AN MP has called for a review into a decision not to award a £1.5bn contract to a North-East train builder, after it emerged the majority of new stock will be built in Austria.

Last year, it was revealed that Hitachi had missed out on a contact to design and manufacture Deep Tube trains to serve the London Underground's Piccadilly line.

The Newton Aycliffe-based firm lost out on its joint bid with Bombardier to German firm Siemens Mobility, which is building a new factory in East Yorkshire in order to construct the trains.

But it has now emerged that Siemens will manufacture two-thirds of the 94 trains at their site in Vienna.

Last night, Sedgefield MP Phil Wilson called on Mayor of London Sadiq Khan and Transport for London to review the decision, claiming they had "undermined their commitment" to UK manufacturing and Siemens had"pulled the wool" over their eyes.

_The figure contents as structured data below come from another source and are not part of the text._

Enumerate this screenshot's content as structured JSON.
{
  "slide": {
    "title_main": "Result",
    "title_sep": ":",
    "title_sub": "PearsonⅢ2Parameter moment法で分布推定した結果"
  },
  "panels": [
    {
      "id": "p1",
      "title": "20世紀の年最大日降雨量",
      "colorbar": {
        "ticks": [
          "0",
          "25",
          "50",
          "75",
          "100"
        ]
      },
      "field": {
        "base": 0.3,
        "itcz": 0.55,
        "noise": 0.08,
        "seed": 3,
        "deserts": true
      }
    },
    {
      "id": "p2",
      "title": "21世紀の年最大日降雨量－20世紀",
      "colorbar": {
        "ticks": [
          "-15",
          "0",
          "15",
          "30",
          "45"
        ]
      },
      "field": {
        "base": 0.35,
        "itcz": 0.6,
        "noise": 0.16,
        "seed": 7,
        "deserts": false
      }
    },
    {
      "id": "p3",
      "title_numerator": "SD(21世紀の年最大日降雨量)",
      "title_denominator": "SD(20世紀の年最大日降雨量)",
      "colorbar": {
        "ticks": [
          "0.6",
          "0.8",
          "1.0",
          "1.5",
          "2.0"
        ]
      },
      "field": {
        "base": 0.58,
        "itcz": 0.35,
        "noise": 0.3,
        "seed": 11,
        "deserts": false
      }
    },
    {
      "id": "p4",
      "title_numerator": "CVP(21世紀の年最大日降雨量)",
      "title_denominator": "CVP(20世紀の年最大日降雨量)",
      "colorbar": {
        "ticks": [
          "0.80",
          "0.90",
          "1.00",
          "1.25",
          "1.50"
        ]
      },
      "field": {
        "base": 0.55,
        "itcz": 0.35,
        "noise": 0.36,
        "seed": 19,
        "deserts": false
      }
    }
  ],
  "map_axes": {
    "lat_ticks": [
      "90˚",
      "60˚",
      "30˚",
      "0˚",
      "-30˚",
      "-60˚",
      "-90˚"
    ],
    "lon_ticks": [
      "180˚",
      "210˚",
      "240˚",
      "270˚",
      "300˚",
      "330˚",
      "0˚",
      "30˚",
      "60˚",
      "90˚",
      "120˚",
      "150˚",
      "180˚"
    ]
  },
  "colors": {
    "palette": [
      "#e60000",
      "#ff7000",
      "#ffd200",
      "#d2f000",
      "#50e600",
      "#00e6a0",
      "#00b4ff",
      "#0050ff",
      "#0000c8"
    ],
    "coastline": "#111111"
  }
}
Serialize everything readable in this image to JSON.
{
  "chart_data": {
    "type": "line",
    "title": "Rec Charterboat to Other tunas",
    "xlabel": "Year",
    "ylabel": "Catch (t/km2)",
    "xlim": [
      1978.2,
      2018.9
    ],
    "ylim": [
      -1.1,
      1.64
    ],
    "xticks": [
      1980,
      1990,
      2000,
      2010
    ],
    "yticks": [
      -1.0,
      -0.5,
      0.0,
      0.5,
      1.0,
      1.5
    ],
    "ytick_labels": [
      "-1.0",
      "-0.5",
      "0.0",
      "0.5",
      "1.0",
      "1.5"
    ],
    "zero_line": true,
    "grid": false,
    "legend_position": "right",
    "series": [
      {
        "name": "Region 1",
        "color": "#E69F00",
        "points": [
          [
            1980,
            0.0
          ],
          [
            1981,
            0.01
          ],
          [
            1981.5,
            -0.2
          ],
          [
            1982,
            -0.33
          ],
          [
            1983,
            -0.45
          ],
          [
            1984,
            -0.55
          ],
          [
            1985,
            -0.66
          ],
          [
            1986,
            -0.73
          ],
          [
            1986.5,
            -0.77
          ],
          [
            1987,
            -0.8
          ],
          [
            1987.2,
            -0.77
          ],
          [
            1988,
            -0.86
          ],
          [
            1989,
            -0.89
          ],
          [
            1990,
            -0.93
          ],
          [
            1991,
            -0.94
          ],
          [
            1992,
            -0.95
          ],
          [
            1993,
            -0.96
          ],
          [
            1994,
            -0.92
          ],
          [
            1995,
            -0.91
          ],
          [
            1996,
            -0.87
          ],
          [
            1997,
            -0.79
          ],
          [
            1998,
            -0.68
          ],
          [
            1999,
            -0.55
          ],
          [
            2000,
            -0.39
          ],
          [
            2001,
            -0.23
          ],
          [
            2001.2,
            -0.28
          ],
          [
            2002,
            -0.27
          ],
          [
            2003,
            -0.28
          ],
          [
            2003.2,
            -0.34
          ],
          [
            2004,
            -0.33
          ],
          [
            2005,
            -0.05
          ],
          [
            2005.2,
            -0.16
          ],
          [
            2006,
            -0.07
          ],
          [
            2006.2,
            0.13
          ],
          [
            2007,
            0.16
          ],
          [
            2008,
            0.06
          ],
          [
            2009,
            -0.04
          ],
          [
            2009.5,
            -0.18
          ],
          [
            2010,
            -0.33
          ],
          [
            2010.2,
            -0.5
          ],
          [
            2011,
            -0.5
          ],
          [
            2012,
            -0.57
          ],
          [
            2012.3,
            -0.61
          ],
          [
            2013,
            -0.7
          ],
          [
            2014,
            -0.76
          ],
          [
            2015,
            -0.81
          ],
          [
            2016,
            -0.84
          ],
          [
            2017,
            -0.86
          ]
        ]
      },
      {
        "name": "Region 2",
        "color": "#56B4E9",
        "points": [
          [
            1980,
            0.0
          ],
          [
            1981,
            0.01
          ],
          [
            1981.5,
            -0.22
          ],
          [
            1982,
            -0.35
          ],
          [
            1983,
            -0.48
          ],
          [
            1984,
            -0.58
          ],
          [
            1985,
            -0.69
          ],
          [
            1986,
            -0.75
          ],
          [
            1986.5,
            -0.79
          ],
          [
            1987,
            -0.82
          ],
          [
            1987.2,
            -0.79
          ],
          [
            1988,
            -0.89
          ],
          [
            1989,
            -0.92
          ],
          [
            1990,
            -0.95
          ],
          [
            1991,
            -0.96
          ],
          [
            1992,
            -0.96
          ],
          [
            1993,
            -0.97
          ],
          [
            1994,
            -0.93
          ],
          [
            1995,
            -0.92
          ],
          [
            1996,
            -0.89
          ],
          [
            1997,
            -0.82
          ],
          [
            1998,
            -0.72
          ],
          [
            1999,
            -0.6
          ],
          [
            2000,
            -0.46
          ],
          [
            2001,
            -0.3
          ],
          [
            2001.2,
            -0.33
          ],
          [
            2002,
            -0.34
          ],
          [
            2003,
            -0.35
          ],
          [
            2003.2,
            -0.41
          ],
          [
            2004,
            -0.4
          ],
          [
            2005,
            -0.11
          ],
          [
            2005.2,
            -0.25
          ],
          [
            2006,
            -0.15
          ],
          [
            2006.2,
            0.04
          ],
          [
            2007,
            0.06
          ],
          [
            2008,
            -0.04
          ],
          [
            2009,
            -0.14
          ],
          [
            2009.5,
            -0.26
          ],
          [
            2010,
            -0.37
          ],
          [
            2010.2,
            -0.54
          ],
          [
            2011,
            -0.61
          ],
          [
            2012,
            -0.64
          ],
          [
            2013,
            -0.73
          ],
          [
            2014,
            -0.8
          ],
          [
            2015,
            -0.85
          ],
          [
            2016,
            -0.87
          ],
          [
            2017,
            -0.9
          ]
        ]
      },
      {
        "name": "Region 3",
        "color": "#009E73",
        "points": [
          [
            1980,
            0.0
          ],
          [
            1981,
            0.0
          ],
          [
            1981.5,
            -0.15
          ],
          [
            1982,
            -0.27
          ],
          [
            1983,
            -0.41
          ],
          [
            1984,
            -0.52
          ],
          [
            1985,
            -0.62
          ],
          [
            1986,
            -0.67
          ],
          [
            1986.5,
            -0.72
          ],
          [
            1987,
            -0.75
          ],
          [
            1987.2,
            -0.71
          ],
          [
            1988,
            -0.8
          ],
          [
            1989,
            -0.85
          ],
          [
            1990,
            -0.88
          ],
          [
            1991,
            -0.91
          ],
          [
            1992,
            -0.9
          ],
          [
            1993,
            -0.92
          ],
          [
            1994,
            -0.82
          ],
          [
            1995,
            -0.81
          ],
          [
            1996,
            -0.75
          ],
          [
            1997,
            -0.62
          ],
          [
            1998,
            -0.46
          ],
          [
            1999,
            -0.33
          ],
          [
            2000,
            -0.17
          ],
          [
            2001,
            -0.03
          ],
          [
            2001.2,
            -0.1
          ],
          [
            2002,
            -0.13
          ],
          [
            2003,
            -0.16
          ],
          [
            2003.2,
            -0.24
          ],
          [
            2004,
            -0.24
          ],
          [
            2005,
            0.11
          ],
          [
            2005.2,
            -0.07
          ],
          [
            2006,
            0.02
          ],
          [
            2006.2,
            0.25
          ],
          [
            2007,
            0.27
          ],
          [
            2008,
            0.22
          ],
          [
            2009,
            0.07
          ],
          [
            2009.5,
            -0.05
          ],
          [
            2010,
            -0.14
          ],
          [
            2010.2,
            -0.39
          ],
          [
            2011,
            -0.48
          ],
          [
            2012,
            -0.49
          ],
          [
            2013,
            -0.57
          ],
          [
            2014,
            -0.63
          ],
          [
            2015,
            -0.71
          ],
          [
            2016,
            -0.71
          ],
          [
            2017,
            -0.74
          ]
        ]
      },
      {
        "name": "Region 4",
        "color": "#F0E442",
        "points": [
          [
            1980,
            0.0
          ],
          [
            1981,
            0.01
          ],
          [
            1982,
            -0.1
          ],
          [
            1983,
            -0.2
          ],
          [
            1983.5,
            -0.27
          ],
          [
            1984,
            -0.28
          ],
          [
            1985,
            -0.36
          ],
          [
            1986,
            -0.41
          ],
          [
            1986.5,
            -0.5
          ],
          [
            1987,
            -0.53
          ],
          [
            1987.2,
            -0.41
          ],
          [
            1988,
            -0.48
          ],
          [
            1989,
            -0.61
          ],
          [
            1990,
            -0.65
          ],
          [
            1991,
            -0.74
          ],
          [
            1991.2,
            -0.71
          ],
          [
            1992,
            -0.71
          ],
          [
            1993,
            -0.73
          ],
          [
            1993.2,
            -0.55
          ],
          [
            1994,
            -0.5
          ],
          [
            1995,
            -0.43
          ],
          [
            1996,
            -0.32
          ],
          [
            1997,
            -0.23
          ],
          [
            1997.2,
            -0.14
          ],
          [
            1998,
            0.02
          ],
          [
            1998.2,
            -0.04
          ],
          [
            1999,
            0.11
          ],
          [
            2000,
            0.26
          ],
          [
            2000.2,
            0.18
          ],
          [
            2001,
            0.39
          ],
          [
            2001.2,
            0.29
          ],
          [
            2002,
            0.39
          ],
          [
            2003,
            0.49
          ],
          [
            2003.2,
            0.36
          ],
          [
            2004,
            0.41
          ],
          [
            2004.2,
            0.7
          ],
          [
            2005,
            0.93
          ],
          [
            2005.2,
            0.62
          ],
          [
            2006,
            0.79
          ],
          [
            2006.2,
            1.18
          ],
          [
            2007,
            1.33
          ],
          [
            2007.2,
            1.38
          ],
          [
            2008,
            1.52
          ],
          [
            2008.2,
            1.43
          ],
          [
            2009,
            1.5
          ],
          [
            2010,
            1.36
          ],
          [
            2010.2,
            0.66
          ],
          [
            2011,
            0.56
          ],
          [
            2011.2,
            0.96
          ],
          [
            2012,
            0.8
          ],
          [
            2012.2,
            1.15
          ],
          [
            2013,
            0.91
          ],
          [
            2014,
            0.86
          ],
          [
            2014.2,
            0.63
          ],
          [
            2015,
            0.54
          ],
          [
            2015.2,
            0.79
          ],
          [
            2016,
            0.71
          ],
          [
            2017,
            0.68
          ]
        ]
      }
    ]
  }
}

Mr Wilson also claimed that Siemens' new factory in Goole will not be operational until 2023, the year when the first Deep Tube carriages are expected to be delivered.

The Northern Echo:

The revelations come just 24 hours after union bosses warned Hitachi, which employs about 750 permanent staff, was facing an "increasingly concerning" future when current orders for new trains run out next spring as there are currently no new orders in the pipeline

In his letter to Mr Khan, Mr Wilson said: "I am deeply disappointed to hear that the Goole factory will be unable to fulfil the full contract when there is a fully operational train-building facility in my constituency which has the labour force, the expertise and the supply chain to deliver the order alongside Bombardier.

"As far as Siemens' commitment to the UK is concerned. it seems to me that the company has pulled the wool over Transport for London's eyes. Siemens have committed to a new factory in Goole, which they cannot construct in time to deliver on their promise of manufacturing the Piccadilly Line fleet in the UK.

"I am deeply concerned about how the contract could be awarded on this basis since it could undermine the existing train-manufacturing industry in the UK. Together Hitachi and Bombardier were prepared to bid jointly for the contract to secure the future of train-manufacturing jobs in Britain – Transport for London has undermined their commitment to UK manufacturing."

The Northern Echo:

A Hitachi spokesperson said: “Failings with London Underground’s procurement, which have been challenged in the court by three different manufacturers, mean that Londoners will be paying a higher price for an inferior tube train.

“The train we put forward was to be built in Britain. We believe it offered a more advanced design and better value for money, and would have provided a greater boost to the economy in London and the rest of the UK.

“We continue to pursue our claim for damages against London Underground in the court.”

Jonathan Walker, assistant director, North East England Chamber of Commerce said: “The Chamber are disappointed in the decision to not award a key Transport for London tube contact to Hitachi and Bombardier.

"These businesses already have bases in the UK with well-established supply chains which helps local businesses.

"Hitachi’s new factory in Newton Aycliffe is helping to create 730 new jobs for the region.

" It is essential that the awarding of major public contracts recognises the economic and social value created by businesses who make significant investments in their local community”

The Northern Echo:

A spokesperson for the Mayor of London said: “The Mayor was not involved in the Deep Tube procurement process, and TfL officials had to follow a stringent set of criteria around deliverability, technical expertise and value for money.

"TfL’s procurement practices are regulated by EU legislation which strictly prevents all UK public bodies from directly favouring UK manufacturers, or taking the location of manufacturing facilities into account when awarding the contract.”

Hitachi remains in the running for a multi-million pound contract to build trains for the Tyne and Wear Metro, as well as a £2.75bn contract to make trains for HS2.